07/10/2025
Mi hija me pidió que la cambiara de colegio.
Así. Sin lágrimas. Sin enojos. Sin rabia.
Solo se me acercó mientras yo preparaba la cena y dijo despacio:
—“¿Puedo estudiar en otro lugar?”
Le pregunté si había pasado algo.
Me dijo que no.
Le pregunté si no tenía amigas.
Me dijo que no sabía.
Entonces le pregunté si alguien la trataba mal.
Y se quedó callada.
Esa noche no pegué los ojos.
Al día siguiente inventé que tenía que hablar con la directora.

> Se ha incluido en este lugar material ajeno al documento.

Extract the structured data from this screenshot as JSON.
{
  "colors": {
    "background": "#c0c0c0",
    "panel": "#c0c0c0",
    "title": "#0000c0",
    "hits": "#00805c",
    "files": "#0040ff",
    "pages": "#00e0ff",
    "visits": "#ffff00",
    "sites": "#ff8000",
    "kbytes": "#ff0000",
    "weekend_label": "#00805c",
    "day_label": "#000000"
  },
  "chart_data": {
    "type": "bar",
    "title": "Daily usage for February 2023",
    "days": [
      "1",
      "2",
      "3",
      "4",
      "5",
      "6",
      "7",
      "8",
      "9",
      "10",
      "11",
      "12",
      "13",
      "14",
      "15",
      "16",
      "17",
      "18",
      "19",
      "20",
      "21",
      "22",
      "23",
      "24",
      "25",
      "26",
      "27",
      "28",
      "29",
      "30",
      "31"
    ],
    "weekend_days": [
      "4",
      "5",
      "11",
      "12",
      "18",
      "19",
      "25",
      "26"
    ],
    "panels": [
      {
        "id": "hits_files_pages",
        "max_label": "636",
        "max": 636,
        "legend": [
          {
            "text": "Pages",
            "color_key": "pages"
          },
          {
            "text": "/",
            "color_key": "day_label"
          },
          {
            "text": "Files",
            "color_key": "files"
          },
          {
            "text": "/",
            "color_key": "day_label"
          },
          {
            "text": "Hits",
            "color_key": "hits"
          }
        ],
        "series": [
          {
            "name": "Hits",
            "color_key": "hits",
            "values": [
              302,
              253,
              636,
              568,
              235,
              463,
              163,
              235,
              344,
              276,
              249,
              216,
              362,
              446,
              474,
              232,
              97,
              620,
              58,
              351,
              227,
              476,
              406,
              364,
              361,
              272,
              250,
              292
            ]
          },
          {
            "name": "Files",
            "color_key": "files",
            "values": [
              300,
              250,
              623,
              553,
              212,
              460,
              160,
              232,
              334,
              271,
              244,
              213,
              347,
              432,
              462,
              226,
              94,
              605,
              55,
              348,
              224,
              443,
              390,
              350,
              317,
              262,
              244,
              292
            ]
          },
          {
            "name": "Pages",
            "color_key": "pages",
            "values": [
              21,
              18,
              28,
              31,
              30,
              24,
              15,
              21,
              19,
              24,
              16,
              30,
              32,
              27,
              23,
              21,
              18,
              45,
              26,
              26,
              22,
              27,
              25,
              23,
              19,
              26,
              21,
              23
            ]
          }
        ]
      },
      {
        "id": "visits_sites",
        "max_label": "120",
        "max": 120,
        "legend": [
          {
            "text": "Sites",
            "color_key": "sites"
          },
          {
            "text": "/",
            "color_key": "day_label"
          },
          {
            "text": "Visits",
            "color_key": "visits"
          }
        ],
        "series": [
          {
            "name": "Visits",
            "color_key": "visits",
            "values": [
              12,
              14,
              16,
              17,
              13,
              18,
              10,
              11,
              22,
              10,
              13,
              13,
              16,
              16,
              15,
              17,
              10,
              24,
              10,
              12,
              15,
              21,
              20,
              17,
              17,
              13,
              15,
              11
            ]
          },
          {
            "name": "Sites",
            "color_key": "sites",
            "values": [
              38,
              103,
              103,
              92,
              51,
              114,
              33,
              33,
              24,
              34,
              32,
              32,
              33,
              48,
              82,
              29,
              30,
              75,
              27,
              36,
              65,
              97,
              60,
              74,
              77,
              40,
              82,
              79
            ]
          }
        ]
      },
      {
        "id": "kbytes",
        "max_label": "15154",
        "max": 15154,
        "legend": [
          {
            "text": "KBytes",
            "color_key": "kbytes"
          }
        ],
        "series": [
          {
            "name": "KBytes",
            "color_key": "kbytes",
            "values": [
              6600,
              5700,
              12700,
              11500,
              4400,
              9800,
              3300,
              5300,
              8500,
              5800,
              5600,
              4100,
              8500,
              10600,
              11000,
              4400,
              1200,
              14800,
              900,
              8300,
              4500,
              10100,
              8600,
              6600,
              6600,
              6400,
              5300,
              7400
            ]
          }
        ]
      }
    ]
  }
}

Pero en realidad fui a mirar.
Me quedé en un pasillo y esperé al recreo.
Y ahí la vi.
De pie junto a la verja, con el termo en la mano, mirando al suelo.
Un grupo de niñas pasó y se empujaron entre ellas riéndose.
Un niño le tiró el jugo en la blusa y salió corriendo.
Otra niña le sacó una foto escondida con el celular y la mostró entre risas.
Ella no dijo nada.
Solo apretó los labios.
Como si ya estuviera acostumbrada.
Pero lo que más me dolió no fue eso.
Fue ver que una profesora pasó justo en ese momento.
La miró.
Miró a los otros.
Y siguió caminando como si nada.
Como si mi hija fuera invisible.
Después escribí al colegio.
Les conté lo que ella me había insinuado.
Que en el aula le escondían los cuadernos.
Que en los pasillos le ponían sobrenombres.
Que en el grupo de WhatsApp se burlaban de sus fotos.
Me respondieron con la típica frase:
—“No se preocupe, son cosas de muchachos. Lo estamos manejando.”
Pero no hicieron nada.
Nada.
Esa tarde, al volver a casa, me preguntó bajito:
—“¿Ya lo pensaste?”
Le respondí que sí.
Y que no tenía que volver más a ese colegio.
No preguntó por qué.
Solo dejó su mochila en la esquina y respiró profundo.
Como quien por fin suelta un peso que llevaba cargando sola.
Ahora estudia en otro lugar.
Ni más grande.
Ni más moderno.
Solo más humano.
Donde la miran a los ojos.
Donde la llaman por su nombre.
Y donde no tiene que hacerse pequeña para no ser molestada.
Porque un niño —o una niña— no pide un cambio de colegio por antojo.
Lo pide cuando ya no puede más.
Y lo más desgarrador no es lo que hacen sus compañeros…
sino lo que no hacen los adultos que se supone debían cuidarla.
Y ojalá esto no fuera tan común.
Ojalá no fuera yo una de tantas madres que aprendió demasiado tarde.
Porque hay algo que nunca se olvida:
el día en que tu hija te pide, casi en susurros,
que la saques del único lugar donde debería sentirse protegida.